A GUERRA CONTRA O TERRORISMO

  1. A guerra contra o terrorismo, uma campanha iniciada em 2011 pelos EUA e outros membros da NATO apresenta-se como um “choque de civilizações”, quando na realidade persegue objectivos económicos e estratégicos.

  2. Os EUA apoiou secretamente entidades filiadas na Al-Qaeda no mMédio Oriente, África Sudsahariana e Ásia para criar conflitos internos e destabilizar paises independentes

  3. Entre esses grupos estão o Boko Haram na Nigéria, o Grupo de Combate Islâmico na Líbia, o Jemaah Islamiya na Indonésia

  4. As organizações filiadas na Al Qaeda na região autónoma de Xinjiang Uigur na China, também recebem apoio norte-americano.
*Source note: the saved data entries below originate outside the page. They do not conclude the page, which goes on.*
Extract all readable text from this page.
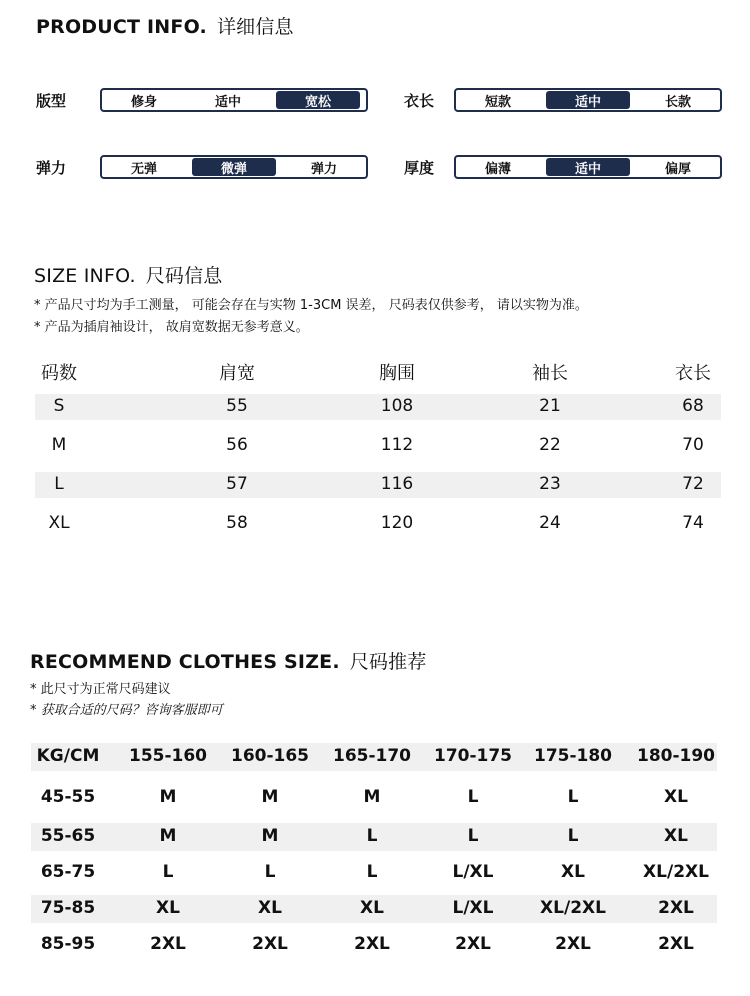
PRODUCT INFO. 详细信息
版型	修身	适中	宽松	衣长	短款	适中	长款
弹力	无弹	微弹	弹力	厚度	偏薄	适中	偏厚
SIZE INFO. 尺码信息
* 产品尺寸均为手工测量， 可能会存在与实物 1-3CM 误差， 尺码表仅供参考， 请以实物为准。
* 产品为插肩袖设计， 故肩宽数据无参考意义。
码数	肩宽	胸围	袖长	衣长
S	55	108	21	68
M	56	112	22	70
L	57	116	23	72
XL	58	120	24	74
RECOMMEND CLOTHES SIZE. 尺码推荐
* 此尺寸为正常尺码建议
* 获取合适的尺码？咨询客服即可
KG/CM 155-160 160-165 165-170 170-175 175-180 180-190
45-55	M	M	M	L	L	XL
55-65	M	M	L	L	L	XL
65-75	L	L	L	L/XL	XL	XL/2XL
75-85	XL	XL	XL	L/XL	XL/2XL	2XL
85-95	2XL	2XL	2XL	2XL	2XL	2XL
O objectivo declarado das organizações jihadistas é estabelecer um califado islâmico no oeste da China.

  5. O paradoxo consiste em que enquanto o EI cresceu graças ao apoio norte-americano, o objectivo estratégico dos EUA, é a luta contra o islamismo radical do grupo jihadista.

  6. A ameaça terrorista é uma criação puramente dos EUA, promovida por outros governos ocidentais e pela comunicação social. O suposto objectivo da protecção da vida dos cidadãos, promove uma violação maciça das libardades civis e da privacidade pessoal.

  7. A campanha antiterrorista contra a Al Qaeda e o Estado Islâmico tem contribuído para a demonização dos muçulumanos que são associados às inomináveis crueldades dos jihadistas

  8. Quem questionar a “guerra contra o terrorismo” é declarado terrorista ao abrigo das numerosas leis aprovadas na úlktima década nos EUA.